В этом — все, отсюда произрастают все параллели между Блоком и Гумилевым. Первый был влюблен в поэзию и, в сущности, равнодушен к стихам. Второй — наоборот. Мы не знаем, что происходит в мире тайных сил, в сфере неведомых событий. Может быть, та самая коса, которая скосила Блока, рукояткой своей ударила насмерть Гумилева: может быть, смертный час Блока круглый, белый, как биллиардный шар, страшный и странный своей совершенной законченностью, гладким своим безличием — этот шаровидный час — этот смертельный шар, убив Блока, рикошетом убил Гумилева.
И оба знали, оба предсказали, как умрут.
Блок предсказал, что умрет у себя в постели:
«…просто в час тоски беззвездной,
В каких-то четырех стенах,
С необходимостью железной
Усну на белых простынях».
И предвидел свои похороны:
«Божья Матерь «Утоли мои печали»
Перед гробом шла, светла, тиха.
А за гробом в траурной вуали
Шла невеста, провожая жениха»…
— «Был он только литератор модный,
Только слов кощунственных творец…»
Шла за гробом Блока — жена его, шла мать.
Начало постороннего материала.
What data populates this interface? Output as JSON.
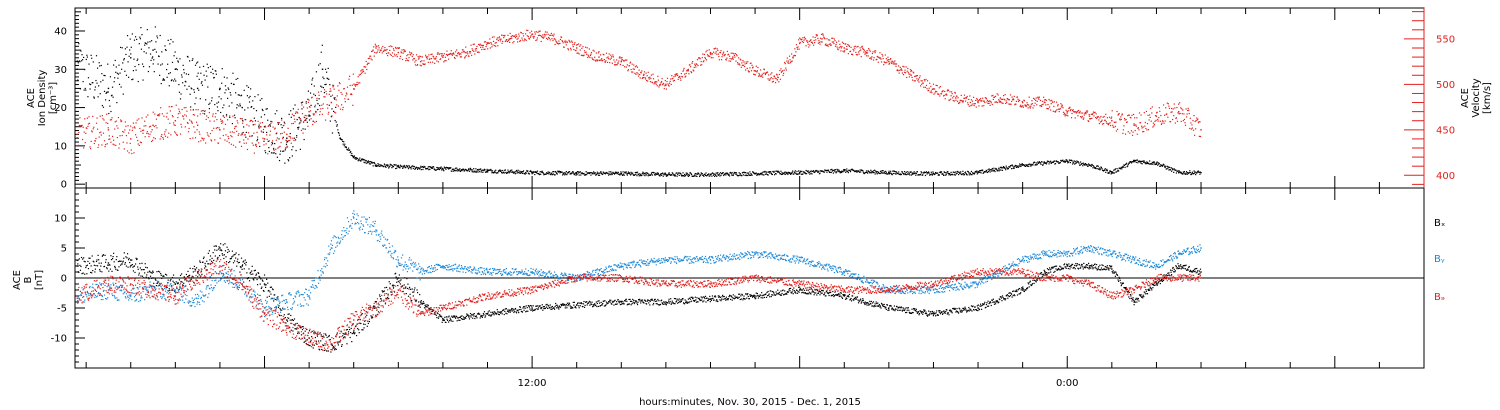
{
  "colors": {
    "black": "#000000",
    "red": "#e0201c",
    "blue": "#1a88d8"
  },
  "time_axis_label": "hours:minutes, Nov. 30, 2015 - Dec. 1, 2015",
  "chart_data": [
    {
      "type": "scatter",
      "panel": "top",
      "xlim": [
        1.75,
        32.0
      ],
      "x_ticks": [
        {
          "value": 12,
          "label": "12:00"
        },
        {
          "value": 24,
          "label": "0:00"
        }
      ],
      "ylabel_left": [
        "ACE",
        "Ion Density",
        "[cm⁻³]"
      ],
      "ylim_left": [
        -1,
        46
      ],
      "yticks_left": [
        0,
        10,
        20,
        30,
        40
      ],
      "ylabel_right": [
        "ACE",
        "Velocity",
        "[km/s]"
      ],
      "ylim_right": [
        386,
        584
      ],
      "yticks_right": [
        400,
        450,
        500,
        550
      ],
      "series": [
        {
          "color": "#000000",
          "axis": "left",
          "x": [
            1.8,
            2.5,
            3.0,
            3.5,
            4.0,
            4.5,
            5.0,
            5.5,
            6.0,
            6.5,
            7.0,
            7.3,
            7.7,
            8.0,
            8.5,
            9.0,
            10.0,
            11.0,
            12.0,
            13.0,
            14.0,
            15.0,
            16.0,
            17.0,
            18.0,
            19.0,
            20.0,
            21.0,
            22.0,
            23.0,
            23.5,
            24.0,
            24.5,
            25.0,
            25.5,
            26.0,
            26.5,
            27.0
          ],
          "y": [
            30,
            25,
            33,
            35,
            30,
            25,
            25,
            20,
            15,
            12,
            18,
            30,
            12,
            7,
            5,
            4.5,
            4,
            3.5,
            3,
            2.8,
            2.8,
            2.5,
            2.5,
            2.8,
            3,
            3.5,
            3,
            2.7,
            3,
            5,
            5.5,
            6,
            5,
            3,
            6,
            5.5,
            3,
            3
          ]
        },
        {
          "color": "#e0201c",
          "axis": "right",
          "x": [
            1.8,
            2.5,
            3.0,
            3.5,
            4.0,
            4.5,
            5.0,
            5.5,
            6.0,
            6.5,
            7.0,
            7.5,
            8.0,
            8.5,
            9.0,
            9.5,
            10.0,
            10.5,
            11.0,
            11.5,
            12.0,
            12.5,
            13.0,
            13.5,
            14.0,
            14.5,
            15.0,
            15.5,
            16.0,
            16.5,
            17.0,
            17.5,
            18.0,
            18.5,
            19.0,
            19.5,
            20.0,
            20.5,
            21.0,
            21.5,
            22.0,
            22.5,
            23.0,
            23.5,
            24.0,
            24.5,
            25.0,
            25.5,
            26.0,
            26.5,
            27.0
          ],
          "y": [
            445,
            450,
            440,
            455,
            460,
            455,
            450,
            445,
            440,
            445,
            470,
            480,
            495,
            540,
            535,
            525,
            530,
            535,
            545,
            550,
            555,
            550,
            540,
            530,
            525,
            510,
            500,
            515,
            535,
            530,
            515,
            505,
            545,
            550,
            540,
            535,
            525,
            510,
            495,
            485,
            480,
            485,
            480,
            480,
            470,
            465,
            460,
            455,
            465,
            470,
            450
          ]
        }
      ]
    },
    {
      "type": "scatter",
      "panel": "bottom",
      "xlim": [
        1.75,
        32.0
      ],
      "x_ticks": [
        {
          "value": 12,
          "label": "12:00"
        },
        {
          "value": 24,
          "label": "0:00"
        }
      ],
      "ylabel_left": [
        "ACE",
        "B",
        "[nT]"
      ],
      "ylim_left": [
        -15,
        15
      ],
      "yticks_left": [
        -10,
        -5,
        0,
        5,
        10
      ],
      "zero_line": true,
      "legend_position": "right",
      "series": [
        {
          "name": "Bₓ",
          "color": "#000000",
          "x": [
            1.8,
            2.5,
            3.0,
            3.5,
            4.0,
            4.5,
            5.0,
            5.5,
            6.0,
            6.5,
            7.0,
            7.5,
            8.0,
            8.5,
            9.0,
            9.5,
            10.0,
            11.0,
            12.0,
            13.0,
            14.0,
            15.0,
            16.0,
            17.0,
            18.0,
            19.0,
            20.0,
            21.0,
            22.0,
            23.0,
            23.5,
            24.0,
            24.5,
            25.0,
            25.5,
            26.0,
            26.5,
            27.0
          ],
          "y": [
            2,
            2.5,
            3,
            0,
            -1,
            1,
            5,
            2,
            -1,
            -7,
            -10,
            -11,
            -9,
            -5,
            0,
            -4,
            -7,
            -6,
            -5,
            -4.5,
            -4,
            -4,
            -3.5,
            -3,
            -2,
            -3,
            -5,
            -6,
            -5,
            -2,
            1,
            2,
            2,
            1.5,
            -4,
            -1,
            2,
            1
          ]
        },
        {
          "name": "Bᵧ",
          "color": "#1a88d8",
          "x": [
            1.8,
            2.5,
            3.0,
            3.5,
            4.0,
            4.5,
            5.0,
            5.5,
            6.0,
            6.5,
            7.0,
            7.5,
            8.0,
            8.5,
            9.0,
            9.5,
            10.0,
            11.0,
            12.0,
            13.0,
            14.0,
            15.0,
            16.0,
            17.0,
            18.0,
            19.0,
            20.0,
            21.0,
            22.0,
            23.0,
            23.5,
            24.0,
            24.5,
            25.0,
            25.5,
            26.0,
            26.5,
            27.0
          ],
          "y": [
            -3,
            -2,
            -3,
            -2,
            -2,
            -4,
            1,
            -1,
            -5,
            -4,
            -3,
            5,
            10,
            8,
            3,
            1,
            2,
            1,
            1,
            0,
            2,
            3,
            3,
            4,
            3,
            1,
            -2,
            -2,
            -1,
            3,
            4,
            4,
            5,
            4,
            3,
            2,
            4,
            5
          ]
        },
        {
          "name": "Bₔ",
          "color": "#e0201c",
          "x": [
            1.8,
            2.5,
            3.0,
            3.5,
            4.0,
            4.5,
            5.0,
            5.5,
            6.0,
            6.5,
            7.0,
            7.5,
            8.0,
            8.5,
            9.0,
            9.5,
            10.0,
            11.0,
            12.0,
            13.0,
            14.0,
            15.0,
            16.0,
            17.0,
            18.0,
            19.0,
            20.0,
            21.0,
            22.0,
            23.0,
            23.5,
            24.0,
            24.5,
            25.0,
            25.5,
            26.0,
            26.5,
            27.0
          ],
          "y": [
            -3,
            -1,
            -1,
            -2,
            -3,
            0,
            2,
            -1,
            -6,
            -8,
            -10,
            -11,
            -7,
            -5,
            -2,
            -6,
            -5,
            -3,
            -2,
            0,
            0,
            -1,
            -1,
            0,
            -1,
            -2,
            -2,
            -1,
            1,
            1,
            0,
            0,
            -1,
            -3,
            -2,
            0,
            0,
            0
          ]
        }
      ]
    }
  ]
}
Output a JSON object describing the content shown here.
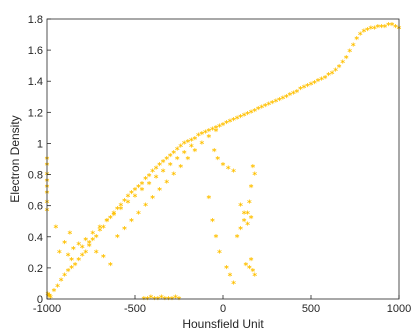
{
  "chart_data": {
    "type": "scatter",
    "title": "",
    "xlabel": "Hounsfield Unit",
    "ylabel": "Electron Density",
    "xlim": [
      -1000,
      1000
    ],
    "ylim": [
      0,
      1.8
    ],
    "xticks": [
      -1000,
      -500,
      0,
      500,
      1000
    ],
    "xtick_labels": [
      "-1000",
      "-500",
      "0",
      "500",
      "1000"
    ],
    "yticks": [
      0,
      0.2,
      0.4,
      0.6,
      0.8,
      1,
      1.2,
      1.4,
      1.6,
      1.8
    ],
    "ytick_labels": [
      "0",
      "0.2",
      "0.4",
      "0.6",
      "0.8",
      "1",
      "1.2",
      "1.4",
      "1.6",
      "1.8"
    ],
    "grid": false,
    "legend": "none",
    "marker": "asterisk",
    "color": "#FFC000",
    "series": [
      {
        "x": [
          -1000,
          -1000,
          -1000,
          -1000,
          -1000,
          -1000,
          -1000,
          -1000,
          -995,
          -990,
          -985,
          -980,
          -960,
          -940,
          -920,
          -900,
          -880,
          -860,
          -840,
          -820,
          -800,
          -780,
          -760,
          -740,
          -720,
          -700,
          -680,
          -660,
          -640,
          -620,
          -600,
          -580,
          -560,
          -540,
          -520,
          -500,
          -480,
          -460,
          -440,
          -420,
          -400,
          -380,
          -360,
          -340,
          -320,
          -300,
          -280,
          -260,
          -240,
          -220,
          -200,
          -180,
          -160,
          -140,
          -120,
          -100,
          -80,
          -60,
          -40,
          -20,
          0,
          20,
          40,
          60,
          80,
          100,
          120,
          140,
          160,
          180,
          200,
          220,
          240,
          260,
          280,
          300,
          320,
          340,
          360,
          380,
          400,
          420,
          440,
          460,
          480,
          500,
          520,
          540,
          560,
          580,
          600,
          620,
          640,
          660,
          680,
          700,
          720,
          740,
          760,
          780,
          800,
          820,
          840,
          860,
          880,
          900,
          920,
          940,
          960,
          980,
          1000,
          -880,
          -850,
          -820,
          -780,
          -740,
          -700,
          -660,
          -620,
          -580,
          -540,
          -500,
          -460,
          -420,
          -380,
          -340,
          -300,
          -260,
          -220,
          -180,
          -600,
          -560,
          -520,
          -480,
          -440,
          -400,
          -360,
          -320,
          -280,
          -240,
          -200,
          -160,
          -120,
          -80,
          -40,
          -950,
          -900,
          -930,
          -870,
          -860,
          -800,
          -760,
          -720,
          -680,
          -640,
          -450,
          -430,
          -410,
          -390,
          -370,
          -350,
          -330,
          -310,
          -290,
          -270,
          -250,
          -80,
          -60,
          -40,
          -20,
          20,
          40,
          60,
          80,
          100,
          120,
          140,
          150,
          160,
          170,
          180,
          100,
          120,
          140,
          160,
          130,
          150,
          170,
          180,
          160,
          -50,
          -30,
          0,
          30,
          60
        ],
        "y": [
          0.57,
          0.62,
          0.68,
          0.72,
          0.76,
          0.8,
          0.86,
          0.9,
          0.03,
          0.02,
          0.02,
          0.01,
          0.05,
          0.08,
          0.12,
          0.15,
          0.18,
          0.2,
          0.22,
          0.25,
          0.28,
          0.3,
          0.34,
          0.38,
          0.4,
          0.44,
          0.46,
          0.5,
          0.52,
          0.55,
          0.58,
          0.6,
          0.63,
          0.66,
          0.68,
          0.7,
          0.72,
          0.74,
          0.77,
          0.79,
          0.82,
          0.84,
          0.86,
          0.88,
          0.9,
          0.92,
          0.94,
          0.96,
          0.98,
          1.0,
          1.01,
          1.02,
          1.03,
          1.05,
          1.06,
          1.07,
          1.08,
          1.09,
          1.1,
          1.11,
          1.12,
          1.13,
          1.14,
          1.15,
          1.16,
          1.17,
          1.18,
          1.19,
          1.2,
          1.21,
          1.22,
          1.23,
          1.24,
          1.25,
          1.26,
          1.27,
          1.28,
          1.29,
          1.3,
          1.31,
          1.32,
          1.33,
          1.35,
          1.36,
          1.37,
          1.38,
          1.39,
          1.4,
          1.41,
          1.42,
          1.44,
          1.45,
          1.47,
          1.49,
          1.52,
          1.55,
          1.59,
          1.63,
          1.67,
          1.7,
          1.72,
          1.73,
          1.74,
          1.74,
          1.75,
          1.75,
          1.75,
          1.76,
          1.76,
          1.75,
          1.74,
          0.28,
          0.32,
          0.35,
          0.38,
          0.42,
          0.46,
          0.5,
          0.54,
          0.58,
          0.62,
          0.66,
          0.7,
          0.74,
          0.78,
          0.82,
          0.86,
          0.9,
          0.94,
          0.98,
          0.4,
          0.45,
          0.5,
          0.55,
          0.6,
          0.65,
          0.7,
          0.75,
          0.8,
          0.85,
          0.9,
          0.95,
          1.0,
          1.04,
          1.08,
          0.46,
          0.36,
          0.3,
          0.42,
          0.25,
          0.33,
          0.36,
          0.3,
          0.27,
          0.22,
          0.0,
          0.0,
          0.01,
          0.0,
          0.0,
          0.01,
          0.0,
          0.0,
          0.0,
          0.01,
          0.0,
          0.65,
          0.5,
          0.4,
          0.3,
          0.2,
          0.15,
          0.1,
          0.4,
          0.45,
          0.5,
          0.55,
          0.62,
          0.72,
          0.85,
          0.8,
          0.6,
          0.55,
          0.48,
          0.52,
          0.22,
          0.2,
          0.18,
          0.15,
          0.25,
          0.95,
          0.9,
          0.86,
          0.84,
          0.82
        ]
      }
    ]
  }
}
Но и невеста шла — Пречистая София-Мудрость. И если для встречных, для прохожих, «был он только литератор модный», то для нее, для Софии, это был жених. Прекрасный жених. Светлый рыцарь.
«И навстречу кланялись, крестили
Многодумный, многотрудный лоб.
А друзья и близкие пылили
На икону, на нее, на гроб»…
— «И венок случайный за венком»…
Смерть в постели. Гроб. Венки. Но прислушайтесь к другим словам, к этим уверенным, поступательным, мужественным анапестам, с перебивающимся от ликующего волнения ритмом:
«И умру я не на постели,
При нотариусе и враче,
А в какой-нибудь дикой щели,
Утонувшей в густом плюще,
Чтоб войти не во всем открытый,
Протестантский, прибранный рай,
А туда, где разбойник, мытарь
И блудница крикнут — вставай…»
Не было не только «врача и нотариуса», не было близких, родных… В последний, единственный час жизни — никого близкого. Вздрогнул ли он, зарыдал ли? Может быть, молча молился, вспоминая вещие свои слова:
«Я носитель мысли великой,
Не могу, не могу умереть»…
Вспоминается мне его голос — густой, какой-то тягучий и хмельной, прыгающий от низких баритональных нот к высоким, почти пискливым. Размерно, точно скандируя, он говорил «с чувством, толком, расстановкой»: «нужно всегда идти по линии наибольшего сопротивления. Это мое правило. {3} Если приучить себя к этому, ничто не будет страшно».
Он и шел по линии наибольшего сопротивления, действуя, где нужно, локтями, наступая на ноги (говорю, конечно, метафорически). И потому имел немало недоброжелателей, почти врагов.
Возвращаюсь к личным воспоминаниям. В 1920–1921 гг. мы встречались с Н. С. многократно в Доме Литераторов, во «Всемирной Литературе». Беседовали обычно на литературные темы, о новых книгах, о критике. Однажды у нас завязался длинный разговор о Розанове, из которого выяснилось, что Н. С. не ценит, не любит и, по-моему, не понимает этого писателя. Но некоторые суждения Гумилева казались мне верными и меткими. Так об одном аккуратнейшем, механическом человеке, проповедующем «иннормизм» и бунтарство, Гумилев сказал: «служил он в каком-то учреждении исправно и старательно, вдруг захотелось ему бунтовать; он посоветовался с Вяч. Ивановым, и тот благословил его на бунт, и вот стал К. А. бунтовать с 10-ти до 4-х, так же размеренно и безупречно, как служил в своей канцелярии. Он думает, что бунтует, а мне зевать хочется».
Гумилев не выносил критиков «семинарского» или «народнического» типа. «Знаете, — говорил он, — еще не так давно было два рода критиков; одни пили водочку, пели «Gaudeamus igitur» и презирали французский язык, другие читали Малларме, Метерлинка, Верлена и ненавидели первых за грязное белье и невежество. Так вот, честные народники — просто навоз, сейчас уже никому не нужный, — а из якобы прогнивших декадентов вышла вся сегодняшняя литература».
Осенью 1920 г. мы встречались с Н. С. в «Доме Отдыха» (б. Чернова) на правом берегу Невы. Тут, наблюдая его в смешанном обществе рабочих, литераторов и «буржуазных» барышень, я удивлялся переменчивости его тона и всего поведения. С рабочими он вовсе не разговаривал, не замечал их (хотя выступал перед ними на эстраде Дома Отдыха со стихами, не имевшими большого успеха). С литературными собратьями он держался холодно, почти высокомерно, разговаривал ледяным тоном, иногда «забывал» здороваться.